Em parceria com a federação das indústrias locais (Fiern), o governo do Estado e o Sebrae, o Pró-Sertão profissionaliza oficinas de costura do semiárido. Cerca de 90% dos beneficiários tiveram carteira de trabalho assinada pela primeira vez. 

“É um trabalho de formiguinha junto a instituições privadas e, principalmente, às prefeituras”, explica Fonseca, do Instituto Riachuelo.

Timbaúba dos Batistas, município de 2.400 habitantes conhecido como a capital do bordado potiguar – um terço da população local vive deste ofício –, tem desde este ano uma oficina para as bordadeiras.

“A grande maioria trabalhava em casa”, diz Fonseca. “Foi um longo percurso até convencê-las a entender a importância de ter um lugar seguro onde bordar, sem máquinas ligadas em tomadas mal instaladas, ao lado do fogão, com os filhos brincando ao redor.” 

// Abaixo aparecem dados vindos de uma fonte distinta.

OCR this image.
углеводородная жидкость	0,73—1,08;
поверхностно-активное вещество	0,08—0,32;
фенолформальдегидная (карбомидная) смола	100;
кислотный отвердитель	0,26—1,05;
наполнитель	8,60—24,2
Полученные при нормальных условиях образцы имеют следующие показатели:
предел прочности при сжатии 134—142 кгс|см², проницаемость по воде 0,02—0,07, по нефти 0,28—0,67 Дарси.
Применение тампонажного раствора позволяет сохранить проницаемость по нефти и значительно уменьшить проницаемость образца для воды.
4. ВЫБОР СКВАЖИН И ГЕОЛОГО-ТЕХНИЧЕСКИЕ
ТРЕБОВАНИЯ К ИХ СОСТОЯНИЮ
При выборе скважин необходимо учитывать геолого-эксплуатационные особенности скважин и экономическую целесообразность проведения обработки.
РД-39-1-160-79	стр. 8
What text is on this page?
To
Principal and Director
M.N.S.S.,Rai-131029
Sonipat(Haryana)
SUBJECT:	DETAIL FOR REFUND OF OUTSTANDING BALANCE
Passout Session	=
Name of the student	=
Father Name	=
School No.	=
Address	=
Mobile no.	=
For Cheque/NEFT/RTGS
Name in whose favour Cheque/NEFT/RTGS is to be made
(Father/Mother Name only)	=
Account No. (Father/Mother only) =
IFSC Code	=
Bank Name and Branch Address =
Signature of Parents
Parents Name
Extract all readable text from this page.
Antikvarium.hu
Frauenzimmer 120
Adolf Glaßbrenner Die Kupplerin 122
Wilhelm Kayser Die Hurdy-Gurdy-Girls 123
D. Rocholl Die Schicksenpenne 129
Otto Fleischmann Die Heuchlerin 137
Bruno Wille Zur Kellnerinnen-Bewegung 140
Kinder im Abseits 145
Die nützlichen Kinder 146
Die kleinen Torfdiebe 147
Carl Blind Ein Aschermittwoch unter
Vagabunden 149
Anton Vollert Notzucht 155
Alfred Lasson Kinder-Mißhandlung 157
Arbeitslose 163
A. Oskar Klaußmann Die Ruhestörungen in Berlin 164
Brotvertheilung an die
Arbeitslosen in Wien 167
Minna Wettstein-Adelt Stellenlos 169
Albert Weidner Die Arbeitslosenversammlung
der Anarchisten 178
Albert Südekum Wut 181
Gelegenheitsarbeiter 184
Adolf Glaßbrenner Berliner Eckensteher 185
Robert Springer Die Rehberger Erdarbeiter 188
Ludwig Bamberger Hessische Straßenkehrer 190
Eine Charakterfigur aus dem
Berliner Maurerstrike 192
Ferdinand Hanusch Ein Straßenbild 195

Além da melhoria nas condições de trabalho dessas mulheres, a parceria com a Riachuelo aumentou consideravelmente a produção local, hoje feita quase totalmente sob demanda para a empresa.

“No início foi difícil, mas hoje amo vir para a oficina”, diz Francisca Josidete, 62 anos, bordadeira há quatro décadas e moradora do município.

As bordadeiras trabalharam recentemente na coleção Tieta, assinada pelo estilista Airon Martin, da Misci, mostradas em um desfile em São Paulo, na semana passada.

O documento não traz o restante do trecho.